Capitalizing on Climate: Five Ways to Get Ahead in the Finance Sector
Dec. 11, 2007 The financial services industry is uniquely positioned to capitalize on new business opportunities created by climate change but its greatest short-term strengths are also its greatest long-term weaknesses according to a new report, which outlines five recommendations to help financial institutions outperform their competitors in a carbon-constrained market.
The report by strategy consulting firm Oliver Wyman identifies risk expertise and capital mobility as the finance industry's secret weapons for capitalizing on climate opportunities. For example, successful financial institutions must continually hedge business risks for themselves and customers, develop new products quickly, and invest in new markets. Institutional banking and asset management in particular will likely see the biggest upsides, thanks to emerging carbon markets, growing demand for hedging innovation to manage energy prices, and increasing investment in clean tech, according to the report.
Yet the very factors that make the financial sector resilient to climate change , its global nature and its mobile capital , also leave it more exposed to climate risk over the long term, the report cautions. The economic impact of temperature rises and tough emissions regulations will gradually outweigh the market opportunities. Insurance faces the greatest threat, primarily from rising premiums and risk-pricing adjustments.

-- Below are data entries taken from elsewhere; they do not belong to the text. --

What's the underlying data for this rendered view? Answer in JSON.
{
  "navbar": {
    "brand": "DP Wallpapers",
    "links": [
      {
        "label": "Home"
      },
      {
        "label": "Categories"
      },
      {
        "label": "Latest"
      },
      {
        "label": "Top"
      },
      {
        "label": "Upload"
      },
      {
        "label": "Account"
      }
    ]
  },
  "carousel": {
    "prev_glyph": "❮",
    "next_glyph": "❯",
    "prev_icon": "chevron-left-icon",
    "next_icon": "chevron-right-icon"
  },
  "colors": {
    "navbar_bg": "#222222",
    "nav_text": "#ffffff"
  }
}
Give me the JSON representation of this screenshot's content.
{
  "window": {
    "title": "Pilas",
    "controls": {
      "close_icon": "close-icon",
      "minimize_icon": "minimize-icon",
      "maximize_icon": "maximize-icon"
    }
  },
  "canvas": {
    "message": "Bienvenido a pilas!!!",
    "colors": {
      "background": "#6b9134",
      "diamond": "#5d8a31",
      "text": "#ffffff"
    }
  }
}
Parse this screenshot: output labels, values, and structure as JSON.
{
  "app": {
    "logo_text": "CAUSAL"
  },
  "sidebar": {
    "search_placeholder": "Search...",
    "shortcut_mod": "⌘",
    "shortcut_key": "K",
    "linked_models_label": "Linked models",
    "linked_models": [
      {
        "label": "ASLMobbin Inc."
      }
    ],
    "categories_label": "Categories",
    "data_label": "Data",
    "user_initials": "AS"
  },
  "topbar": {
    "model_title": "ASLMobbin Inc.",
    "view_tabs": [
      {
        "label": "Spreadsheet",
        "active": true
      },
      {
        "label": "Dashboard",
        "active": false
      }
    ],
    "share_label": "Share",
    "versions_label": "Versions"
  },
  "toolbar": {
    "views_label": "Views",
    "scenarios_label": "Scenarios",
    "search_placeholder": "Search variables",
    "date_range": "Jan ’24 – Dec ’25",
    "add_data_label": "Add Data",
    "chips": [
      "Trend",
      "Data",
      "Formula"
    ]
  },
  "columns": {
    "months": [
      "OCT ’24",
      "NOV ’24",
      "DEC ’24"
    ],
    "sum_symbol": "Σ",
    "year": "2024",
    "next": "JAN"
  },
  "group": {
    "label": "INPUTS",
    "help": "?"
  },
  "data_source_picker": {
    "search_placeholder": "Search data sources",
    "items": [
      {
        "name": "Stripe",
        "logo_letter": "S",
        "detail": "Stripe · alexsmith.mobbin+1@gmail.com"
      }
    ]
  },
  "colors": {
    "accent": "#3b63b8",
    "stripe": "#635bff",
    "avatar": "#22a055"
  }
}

Wildcards such as customer perception and public policy decisions also pose risks to financial firms that fail to move quickly on a climate agenda. While the green banking market is currently "tiny," environmental considerations could increasingly influence consumer choice of retail bank over time, according to the report.
The report identifies five key strategies to help financial institutions get ahead and stay ahead of the competition:
- Re-appraise the firm s portfolio, stress-testing its geographic and business exposure to climate risk. Firms may need to re-prioritise regional markets and business lines according to their likelihood of being net beneficiaries or casualties, while monitoring regulation, emerging liability issues, technological change, and increasing public activism.
- Innovate to capture the increased appetite for climate change related financial products, and exploit arbitrage opportunities between different markets. The consumer market is largely untapped, and there is considerable scope for insurance innovation in emerging markets. The unpredictable implications of climate change necessitate rapid innovation which is highly responsive to changing market conditions.
- Develop the brand. Consumers and new recruits will be attracted by a sense of shared values in markets where financial institutions are virtually indistinguishable, loyalty is low, and climate change concern is high. In many regions there is still scope for firms to seize the role of the green financial institution. But while firms may suffer by being slow to market their eco awareness, they must also be alert for climate change fatigue and green wash accusations, recognizing that green branding will soon become a hygiene factor.
- Deliver effective climate change governance. Financial institutions must instill a coherent stance at firm level, ensuring that a growing capability is both utilised across the organisation and matched by internal performance. Firms need structures whereby climate risk and opportunities are reported on and used to inform strategy and products, and measures are taken to reduce emissions from infrastructure and travel.
- Collaborate with governments, NGOs, customers and competitors. The complexity of climate change means that the biggest financial firms should work collaboratively in ways that strengthen not only their individual reputations, but also that of the industry as a whole. Industry leaders should actively work to influence policy solutions to climate change that best leverage the power of capital markets for the common good, helping advise governments to steer away from unilateral policies that could create significant moral hazard and thereby latent costs for taxpayers.
Many financial firms still have much to do on climate change," says David Knipe, co-author of the report. "They should be focusing as much on the opportunities now opening up as on protecting themselves against the erosion of value. [T]heir ability...to create value from the opportunities and threats will depend on how they deftly they respond to the changing business environment."